Linas Vepstas linasvepstas at gmail.com
Sun Aug 17 22:28:43 UTC 2008


2008/8/16 John F. Sowa <sowa at bestweb.net>:
> Wolfgang,
>
> The fact that some approach has been inspired by cognitive theories
> does not disqualify it from being applied to corpora.  And there's
> no reason why you can't mix and match multiple methods of various
> kinds -- logical, analogical, statistical, heuristic, or whatever.
>
>  > A number of responses I have received via the list or in private
>  > suggest that the future will see the integration of corpus
>  > linguistics with cognitive approaches.  I disagree.
>
> I have no idea what you mean by "integration" or why you assume that
> a cognitive approach must be based on introspection:

Hmm. I know what "integration" means, but not "introspection".
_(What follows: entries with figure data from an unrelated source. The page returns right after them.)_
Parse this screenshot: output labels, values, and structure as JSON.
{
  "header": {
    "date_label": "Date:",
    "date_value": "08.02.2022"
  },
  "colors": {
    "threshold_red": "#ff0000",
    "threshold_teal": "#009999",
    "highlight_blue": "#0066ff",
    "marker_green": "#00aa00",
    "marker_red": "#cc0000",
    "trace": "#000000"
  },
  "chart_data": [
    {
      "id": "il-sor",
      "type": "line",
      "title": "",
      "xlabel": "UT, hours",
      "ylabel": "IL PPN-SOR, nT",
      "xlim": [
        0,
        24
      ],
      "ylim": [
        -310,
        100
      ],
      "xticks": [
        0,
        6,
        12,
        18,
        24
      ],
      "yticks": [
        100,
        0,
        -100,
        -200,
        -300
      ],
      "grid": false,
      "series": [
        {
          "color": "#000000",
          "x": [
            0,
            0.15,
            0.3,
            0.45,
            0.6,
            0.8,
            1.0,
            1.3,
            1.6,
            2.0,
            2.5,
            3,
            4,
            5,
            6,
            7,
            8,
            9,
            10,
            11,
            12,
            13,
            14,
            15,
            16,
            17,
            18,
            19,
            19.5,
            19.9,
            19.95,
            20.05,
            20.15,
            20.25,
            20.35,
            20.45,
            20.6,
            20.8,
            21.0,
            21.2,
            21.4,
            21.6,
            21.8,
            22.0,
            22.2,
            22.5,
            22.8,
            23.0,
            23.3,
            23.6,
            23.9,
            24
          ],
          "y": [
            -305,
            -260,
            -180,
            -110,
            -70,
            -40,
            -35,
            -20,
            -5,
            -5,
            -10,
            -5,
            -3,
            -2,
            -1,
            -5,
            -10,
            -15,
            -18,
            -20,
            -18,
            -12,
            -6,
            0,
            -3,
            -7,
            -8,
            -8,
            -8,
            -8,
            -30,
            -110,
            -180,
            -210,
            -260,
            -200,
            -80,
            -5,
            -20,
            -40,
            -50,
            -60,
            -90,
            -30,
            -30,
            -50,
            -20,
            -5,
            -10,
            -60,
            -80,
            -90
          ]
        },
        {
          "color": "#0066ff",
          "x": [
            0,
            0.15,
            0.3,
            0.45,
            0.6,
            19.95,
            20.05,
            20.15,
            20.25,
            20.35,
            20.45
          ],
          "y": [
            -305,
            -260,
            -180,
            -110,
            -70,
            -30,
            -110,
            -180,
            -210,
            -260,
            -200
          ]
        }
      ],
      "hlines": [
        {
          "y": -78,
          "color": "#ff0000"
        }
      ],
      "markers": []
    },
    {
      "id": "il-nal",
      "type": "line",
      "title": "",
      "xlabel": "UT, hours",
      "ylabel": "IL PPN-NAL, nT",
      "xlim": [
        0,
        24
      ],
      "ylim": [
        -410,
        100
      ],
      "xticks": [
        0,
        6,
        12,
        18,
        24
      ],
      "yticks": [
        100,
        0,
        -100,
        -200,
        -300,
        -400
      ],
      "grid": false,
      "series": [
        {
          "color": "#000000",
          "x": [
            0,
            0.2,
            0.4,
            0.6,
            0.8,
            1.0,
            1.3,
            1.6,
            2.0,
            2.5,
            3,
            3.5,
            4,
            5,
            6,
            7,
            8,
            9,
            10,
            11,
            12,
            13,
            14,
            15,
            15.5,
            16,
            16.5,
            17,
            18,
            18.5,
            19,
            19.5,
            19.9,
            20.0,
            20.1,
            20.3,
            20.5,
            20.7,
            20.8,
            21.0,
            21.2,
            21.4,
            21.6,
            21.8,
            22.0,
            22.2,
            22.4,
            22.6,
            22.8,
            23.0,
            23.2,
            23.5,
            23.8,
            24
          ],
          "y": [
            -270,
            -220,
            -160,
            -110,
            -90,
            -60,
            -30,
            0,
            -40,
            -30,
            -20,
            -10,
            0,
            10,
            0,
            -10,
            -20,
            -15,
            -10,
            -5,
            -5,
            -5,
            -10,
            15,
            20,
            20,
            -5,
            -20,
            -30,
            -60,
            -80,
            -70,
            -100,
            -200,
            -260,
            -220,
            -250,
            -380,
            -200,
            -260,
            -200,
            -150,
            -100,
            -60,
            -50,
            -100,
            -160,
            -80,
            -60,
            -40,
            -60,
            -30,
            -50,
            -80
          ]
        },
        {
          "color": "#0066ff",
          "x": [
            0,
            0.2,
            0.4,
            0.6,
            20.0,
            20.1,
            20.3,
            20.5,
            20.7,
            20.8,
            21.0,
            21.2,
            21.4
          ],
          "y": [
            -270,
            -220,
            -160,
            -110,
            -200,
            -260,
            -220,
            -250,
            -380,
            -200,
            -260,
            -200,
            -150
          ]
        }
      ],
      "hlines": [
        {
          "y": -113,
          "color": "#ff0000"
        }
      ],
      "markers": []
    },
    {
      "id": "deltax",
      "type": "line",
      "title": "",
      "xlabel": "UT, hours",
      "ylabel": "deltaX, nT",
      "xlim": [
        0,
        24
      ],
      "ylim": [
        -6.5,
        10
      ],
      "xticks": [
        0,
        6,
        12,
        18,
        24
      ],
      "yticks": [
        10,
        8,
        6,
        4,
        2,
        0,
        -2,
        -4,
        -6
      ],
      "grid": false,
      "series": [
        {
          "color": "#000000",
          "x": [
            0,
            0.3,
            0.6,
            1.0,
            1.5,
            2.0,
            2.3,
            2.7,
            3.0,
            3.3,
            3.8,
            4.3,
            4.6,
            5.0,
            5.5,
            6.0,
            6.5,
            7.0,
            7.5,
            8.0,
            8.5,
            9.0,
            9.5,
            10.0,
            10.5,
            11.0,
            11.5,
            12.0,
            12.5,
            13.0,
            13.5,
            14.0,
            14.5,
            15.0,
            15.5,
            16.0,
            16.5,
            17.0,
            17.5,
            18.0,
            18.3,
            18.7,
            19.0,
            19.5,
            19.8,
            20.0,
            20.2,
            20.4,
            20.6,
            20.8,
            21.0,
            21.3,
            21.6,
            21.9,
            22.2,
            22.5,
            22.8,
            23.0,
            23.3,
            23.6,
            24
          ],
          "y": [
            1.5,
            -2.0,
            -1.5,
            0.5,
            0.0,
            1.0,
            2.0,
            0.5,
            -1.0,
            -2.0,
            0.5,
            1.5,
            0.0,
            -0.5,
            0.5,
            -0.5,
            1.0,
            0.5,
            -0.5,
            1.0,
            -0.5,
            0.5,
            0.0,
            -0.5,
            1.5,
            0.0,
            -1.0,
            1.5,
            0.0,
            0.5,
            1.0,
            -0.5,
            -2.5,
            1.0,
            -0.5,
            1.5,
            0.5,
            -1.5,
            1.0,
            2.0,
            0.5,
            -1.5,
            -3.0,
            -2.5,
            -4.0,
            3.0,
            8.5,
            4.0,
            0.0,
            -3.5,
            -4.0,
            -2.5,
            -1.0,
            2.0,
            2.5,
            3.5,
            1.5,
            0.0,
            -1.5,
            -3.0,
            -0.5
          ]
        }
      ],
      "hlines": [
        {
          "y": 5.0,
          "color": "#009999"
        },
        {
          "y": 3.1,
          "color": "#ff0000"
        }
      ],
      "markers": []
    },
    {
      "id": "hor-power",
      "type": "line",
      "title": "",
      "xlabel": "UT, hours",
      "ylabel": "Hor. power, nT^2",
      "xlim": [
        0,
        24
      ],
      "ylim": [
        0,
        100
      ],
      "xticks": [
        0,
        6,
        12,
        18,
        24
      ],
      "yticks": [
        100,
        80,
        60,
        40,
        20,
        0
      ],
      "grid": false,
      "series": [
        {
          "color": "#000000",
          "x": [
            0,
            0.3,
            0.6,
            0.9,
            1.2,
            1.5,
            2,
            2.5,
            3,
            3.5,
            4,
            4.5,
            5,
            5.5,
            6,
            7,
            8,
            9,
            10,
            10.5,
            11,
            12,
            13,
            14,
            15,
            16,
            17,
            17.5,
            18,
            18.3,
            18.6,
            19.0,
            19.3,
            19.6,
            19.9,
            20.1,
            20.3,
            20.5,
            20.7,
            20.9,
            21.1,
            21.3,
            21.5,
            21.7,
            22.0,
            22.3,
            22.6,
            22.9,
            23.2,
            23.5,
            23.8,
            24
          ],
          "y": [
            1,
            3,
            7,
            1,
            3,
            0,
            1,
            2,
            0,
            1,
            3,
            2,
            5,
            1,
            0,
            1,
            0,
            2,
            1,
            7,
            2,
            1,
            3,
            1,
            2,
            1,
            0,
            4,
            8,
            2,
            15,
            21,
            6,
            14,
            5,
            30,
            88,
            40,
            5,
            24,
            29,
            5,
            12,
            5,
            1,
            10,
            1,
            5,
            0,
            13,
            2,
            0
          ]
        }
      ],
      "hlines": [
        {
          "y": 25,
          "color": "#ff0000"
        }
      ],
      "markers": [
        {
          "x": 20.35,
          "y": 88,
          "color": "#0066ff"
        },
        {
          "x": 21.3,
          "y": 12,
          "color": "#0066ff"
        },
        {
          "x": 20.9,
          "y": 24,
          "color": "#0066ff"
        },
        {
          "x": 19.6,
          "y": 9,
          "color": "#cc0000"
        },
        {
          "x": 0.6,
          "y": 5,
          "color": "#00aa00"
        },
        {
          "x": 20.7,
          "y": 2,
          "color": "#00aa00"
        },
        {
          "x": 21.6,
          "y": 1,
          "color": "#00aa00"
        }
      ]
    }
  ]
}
Here's a simple example of "integration"; its so simple that
it hasn't been published, but valid anyway:

I have a parser (the link-grammar parser) that I use in an
engineering context (as a stepping stone to something else)
It often produces multiple parses for a given sentence. The
question arises: are some of these "more correct" than others?
Which ones?  To obtain this answer, I compute the mutual
information of word-pairs from a large corpus. I use these
mutual-info scores to rank the quality of different parses,
by assuming (a priori, without experimental support) that the
ones with a higher mutual info are more likely to be correct.
It seems to be quite effective, based on a seat-of-the-pants
evaluation.

Anyway, the above is an example of "integration" -- a merger
of statistical, corpus techniques with a parser built up from
old-fashioned "introspective" parse rules.  Its not
particularly pure, grounded in elegant theory or anything,
but a good engineering hack that works.

The integration, doesn't stop there. I'm trying to use similar
statistical techniques to wed the parser output to word-sense
disambiguation, based on both word-net similarity scores,
*and* on mutual info scores.  Attempt reference resolution
across sentences. And then feed that back to rank parses,
and perhaps even automatically discover  new parse rules.

Again, its not "elegent" in the classical sense of being a
simple yet encompassing, powerful theory; its instead
a crazy contraption of gears and levers acting every
which way; but its goal is effectiveness, not research
per se.

The question in my mind is this: at what point will linguistics
feel that it has mined out all that can be gotten from basic,
"simple"  approaches (taggers, parsers, statistical
colocations, HMM models, etc.) and start doing research
into combining various different techniques in various ways?
That, for me, is the watershed: when no single technique
is primary, but when the combination of techniques dominates.